Aroma ketegangan kembali menguar dari meja perdagangan global setelah Presiden Amerika Serikat Donald Trump mengumumkan terobosan kerja sama ekonomi dengan Vietnam, yang disebut-sebut sebagai kesepakatan “luar biasa”. Namun, langkah ini ternyata membuat China meradang, karena merasa ada pihak ketiga yang dikorbankan demi keuntungan bilateral tersebut.
Merespons langkah itu, pemerintah Tiongkok melayangkan peringatan keras kepada Washington dan Hanoi. Beijing menyatakan bahwa bentuk kerja sama semacam ini tidak seharusnya merugikan pihak lain, terutama negara yang tidak secara langsung terlibat dalam negosiasi.
“China selalu menganjurkan agar semua pihak menyelesaikan perbedaan ekonomi dan perdagangan melalui dialog dan konsultasi yang setara,” kata juru bicara kementerian luar negeri Mao Ning, dikutip AFP, Kamis (3/7/2025).
“Pada saat yang sama, negosiasi dan kesepakatan yang relevan tidak boleh menargetkan atau merugikan kepentingan pihak ketiga,” tambahnya.
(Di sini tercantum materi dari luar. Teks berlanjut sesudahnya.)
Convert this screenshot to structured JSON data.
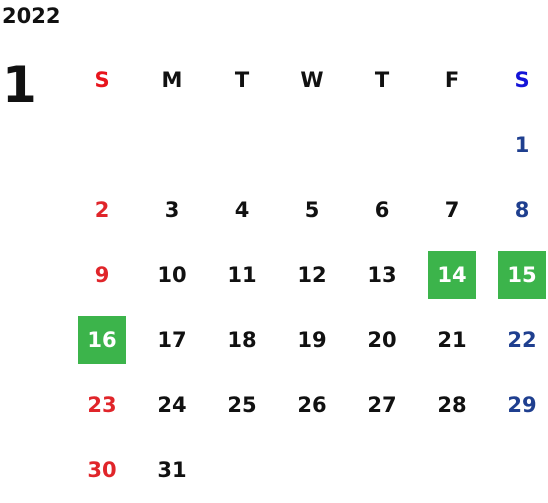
{
  "year": "2022",
  "month": "1",
  "weekdays": [
    "S",
    "M",
    "T",
    "W",
    "T",
    "F",
    "S"
  ],
  "weeks": [
    [
      null,
      null,
      null,
      null,
      null,
      null,
      1
    ],
    [
      2,
      3,
      4,
      5,
      6,
      7,
      8
    ],
    [
      9,
      10,
      11,
      12,
      13,
      14,
      15
    ],
    [
      16,
      17,
      18,
      19,
      20,
      21,
      22
    ],
    [
      23,
      24,
      25,
      26,
      27,
      28,
      29
    ],
    [
      30,
      31
    ]
  ],
  "highlighted_days": [
    14,
    15,
    16
  ],
  "highlight_color": "#3cb44b",
  "sunday_color": "#e0252a",
  "sunday_header_color": "#e8141c",
  "saturday_color": "#1f3f8f",
  "saturday_header_color": "#1414d8",
  "weekday_color": "#111111"
}
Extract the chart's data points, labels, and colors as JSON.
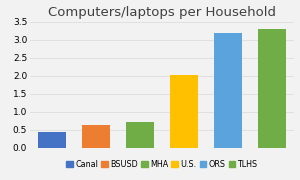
{
  "title": "Computers/laptops per Household",
  "categories": [
    "Canal",
    "BSUSD",
    "MHA",
    "U.S.",
    "ORS",
    "TLHS"
  ],
  "values": [
    0.42,
    0.63,
    0.7,
    2.02,
    3.18,
    3.3
  ],
  "bar_colors": [
    "#4472C4",
    "#ED7D31",
    "#70AD47",
    "#FFC000",
    "#5BA3DC",
    "#70AD47"
  ],
  "ylim": [
    0,
    3.5
  ],
  "yticks": [
    0,
    0.5,
    1.0,
    1.5,
    2.0,
    2.5,
    3.0,
    3.5
  ],
  "background_color": "#F2F2F2",
  "plot_bg_color": "#FFFFFF",
  "title_fontsize": 9.5,
  "tick_fontsize": 6.5,
  "legend_fontsize": 5.8
}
Vietnam Dapat Diskon Tarif, China Merasa Terpojok
Kesepakatan terbaru ini muncul hanya beberapa hari menjelang batas waktu 9 Juli, yang ditetapkan sendiri oleh Trump untuk menerapkan tarif lebih tinggi terhadap negara-negara mitra dagang yang belum menyepakati ketentuan baru. Dalam hal ini, Vietnam memperoleh perlakuan khusus, dengan potongan tarif hingga 20%, dari sebelumnya mencapai 46%.
Namun keringanan ini tak datang tanpa syarat. Amerika Serikat tetap akan memberlakukan tarif sebesar 40% terhadap barang-barang yang melewati Vietnam dalam praktik “trans-shipping”, yaitu pengiriman ulang barang dari negara lain—yang menurut pejabat AS, sebagian besar berasal dari China.
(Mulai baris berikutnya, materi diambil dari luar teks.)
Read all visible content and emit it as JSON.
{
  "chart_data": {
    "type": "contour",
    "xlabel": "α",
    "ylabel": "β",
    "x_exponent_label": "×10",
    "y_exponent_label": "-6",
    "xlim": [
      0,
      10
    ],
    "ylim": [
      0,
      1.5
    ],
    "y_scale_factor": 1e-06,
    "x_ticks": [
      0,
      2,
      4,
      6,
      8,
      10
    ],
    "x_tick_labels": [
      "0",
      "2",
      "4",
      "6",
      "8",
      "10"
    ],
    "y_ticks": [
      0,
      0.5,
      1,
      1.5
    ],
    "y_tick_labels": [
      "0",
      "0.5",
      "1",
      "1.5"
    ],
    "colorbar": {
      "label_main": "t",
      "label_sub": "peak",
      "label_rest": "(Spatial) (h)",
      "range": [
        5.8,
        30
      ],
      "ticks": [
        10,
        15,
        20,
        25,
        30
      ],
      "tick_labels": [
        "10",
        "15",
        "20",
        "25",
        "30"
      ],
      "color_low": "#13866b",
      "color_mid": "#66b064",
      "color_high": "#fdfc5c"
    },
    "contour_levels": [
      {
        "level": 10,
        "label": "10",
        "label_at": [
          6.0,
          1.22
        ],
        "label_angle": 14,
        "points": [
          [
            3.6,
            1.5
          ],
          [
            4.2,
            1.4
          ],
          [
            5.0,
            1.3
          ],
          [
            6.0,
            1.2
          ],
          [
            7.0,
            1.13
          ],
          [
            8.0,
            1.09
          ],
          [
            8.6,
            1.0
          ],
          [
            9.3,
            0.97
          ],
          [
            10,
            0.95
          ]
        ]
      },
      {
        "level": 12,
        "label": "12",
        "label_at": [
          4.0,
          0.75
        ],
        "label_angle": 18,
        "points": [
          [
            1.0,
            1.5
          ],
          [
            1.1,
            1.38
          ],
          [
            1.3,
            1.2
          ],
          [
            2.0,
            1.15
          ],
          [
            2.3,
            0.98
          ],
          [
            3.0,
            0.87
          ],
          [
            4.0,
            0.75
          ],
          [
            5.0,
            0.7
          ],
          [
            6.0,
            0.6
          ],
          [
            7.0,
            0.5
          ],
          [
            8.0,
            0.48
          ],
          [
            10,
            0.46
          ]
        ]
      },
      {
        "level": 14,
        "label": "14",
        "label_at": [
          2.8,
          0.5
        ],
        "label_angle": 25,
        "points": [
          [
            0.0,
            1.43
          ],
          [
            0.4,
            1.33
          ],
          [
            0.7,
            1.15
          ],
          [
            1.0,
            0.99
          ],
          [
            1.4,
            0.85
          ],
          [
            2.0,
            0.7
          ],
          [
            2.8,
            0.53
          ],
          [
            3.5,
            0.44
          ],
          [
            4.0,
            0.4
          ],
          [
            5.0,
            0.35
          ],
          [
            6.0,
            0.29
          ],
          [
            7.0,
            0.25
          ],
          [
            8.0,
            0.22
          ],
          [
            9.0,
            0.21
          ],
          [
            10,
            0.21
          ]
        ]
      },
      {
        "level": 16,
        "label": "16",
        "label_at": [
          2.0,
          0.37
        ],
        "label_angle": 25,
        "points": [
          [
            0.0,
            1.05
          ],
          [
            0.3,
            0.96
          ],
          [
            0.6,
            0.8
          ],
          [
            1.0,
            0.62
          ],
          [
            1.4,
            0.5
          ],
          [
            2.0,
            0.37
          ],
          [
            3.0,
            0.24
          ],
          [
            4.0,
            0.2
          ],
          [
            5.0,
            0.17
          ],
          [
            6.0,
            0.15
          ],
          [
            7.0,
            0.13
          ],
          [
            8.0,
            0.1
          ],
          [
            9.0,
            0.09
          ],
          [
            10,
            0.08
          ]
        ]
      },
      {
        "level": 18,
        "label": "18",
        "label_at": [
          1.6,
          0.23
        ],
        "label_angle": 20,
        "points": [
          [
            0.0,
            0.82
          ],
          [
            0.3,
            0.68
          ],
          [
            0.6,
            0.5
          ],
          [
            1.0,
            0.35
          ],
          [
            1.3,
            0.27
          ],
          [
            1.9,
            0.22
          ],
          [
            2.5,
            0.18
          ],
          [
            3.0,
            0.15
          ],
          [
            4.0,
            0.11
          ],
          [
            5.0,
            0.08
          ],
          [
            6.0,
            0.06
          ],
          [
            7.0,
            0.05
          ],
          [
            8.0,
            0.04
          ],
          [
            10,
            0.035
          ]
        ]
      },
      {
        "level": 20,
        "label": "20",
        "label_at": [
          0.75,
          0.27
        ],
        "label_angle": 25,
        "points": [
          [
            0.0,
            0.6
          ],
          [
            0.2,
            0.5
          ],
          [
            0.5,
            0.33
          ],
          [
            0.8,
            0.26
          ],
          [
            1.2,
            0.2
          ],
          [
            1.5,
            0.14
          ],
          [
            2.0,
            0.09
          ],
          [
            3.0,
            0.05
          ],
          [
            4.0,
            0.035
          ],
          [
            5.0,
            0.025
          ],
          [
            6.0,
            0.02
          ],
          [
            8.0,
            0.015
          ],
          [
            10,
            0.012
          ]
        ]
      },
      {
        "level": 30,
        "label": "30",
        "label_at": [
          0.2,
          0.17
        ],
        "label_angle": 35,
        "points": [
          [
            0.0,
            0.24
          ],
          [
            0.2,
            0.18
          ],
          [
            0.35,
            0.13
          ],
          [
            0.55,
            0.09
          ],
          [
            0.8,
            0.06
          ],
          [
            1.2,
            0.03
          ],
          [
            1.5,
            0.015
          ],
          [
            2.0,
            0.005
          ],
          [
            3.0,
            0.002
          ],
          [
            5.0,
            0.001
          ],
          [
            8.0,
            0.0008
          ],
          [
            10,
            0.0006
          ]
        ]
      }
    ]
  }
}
Trans-Shipping, Jalan Tikus Perdagangan yang Dikejar Washington
“Trans-shipping” menjadi sorotan utama dalam kesepakatan ini. Praktik tersebut dianggap sebagai celah perdagangan yang digunakan oleh perusahaan asal China untuk menghindari tarif langsung dari AS, dengan “menitipkan” produknya melalui Vietnam.
Menurut analis dari Capital Economics, strategi ini tampaknya menunjukkan pola baru dalam kebijakan dagang Washington, di mana negara-negara yang dianggap membantu produk China memasuki pasar AS akan berada dalam tekanan.
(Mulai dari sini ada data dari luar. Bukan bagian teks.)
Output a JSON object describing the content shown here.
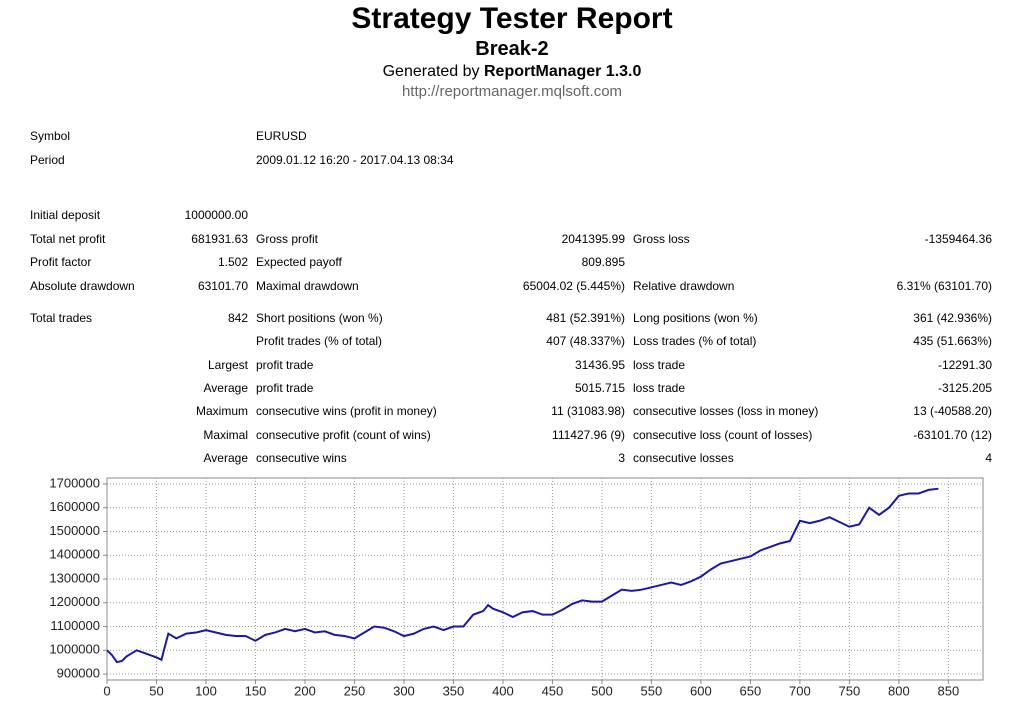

“Dari perspektif global, mungkin hal yang paling menarik adalah bahwa kesepakatan ini sekali lagi tampaknya sebagian besar berkaitan dengan China,” ujar laporan analisis tersebut, sambil menekankan bahwa kebijakan ini bisa dipandang Beijing sebagai langkah provokatif.
Reaksi Beijing: Keras dan Tegas
Tidak tinggal diam, Kementerian Perdagangan China pun menyuarakan penolakan terhadap tarif yang diberlakukan AS, terutama jika kebijakan tersebut berdampak langsung pada kepentingan nasional China. Sikap ini mencerminkan bahwa Tiongkok tidak akan membiarkan dirinya dipinggirkan begitu saja dalam arena dagang internasional.
“Posisi Cina konsisten,” He Yongqian, juru bicara kementerian perdagangan Cina, mengatakan dalam sebuah pengarahan.
“Kami senang melihat semua pihak menyelesaikan perbedaan ekonomi dan perdagangan dengan Amerika Serikat melalui konsultasi yang setara, tetapi kami dengan tegas menentang pihak mana pun yang mencapai kesepakatan dengan mengorbankan kepentingan Cina,” katanya.
Tarik Ulur Perdagangan: Masih Panjang
Dengan posisi dagang global yang terus berubah, gesekan antara China dan AS tak menunjukkan tanda-tanda mereda. Langkah Washington menggandeng Vietnam bisa jadi menjadi kartu taktis untuk menekan Beijing dari sisi regional. Namun, respons keras dari Tiongkok menunjukkan bahwa mereka tak akan tinggal diam jika kepentingannya dipinggirkan atau dilangkahi.
Dalam waktu dekat, dunia bisa saja menyaksikan babak baru dalam drama dagang global—yang bukan hanya soal angka dan tarif, melainkan juga tentang pengaruh, aliansi ekonomi, dan dominasi geopolitik.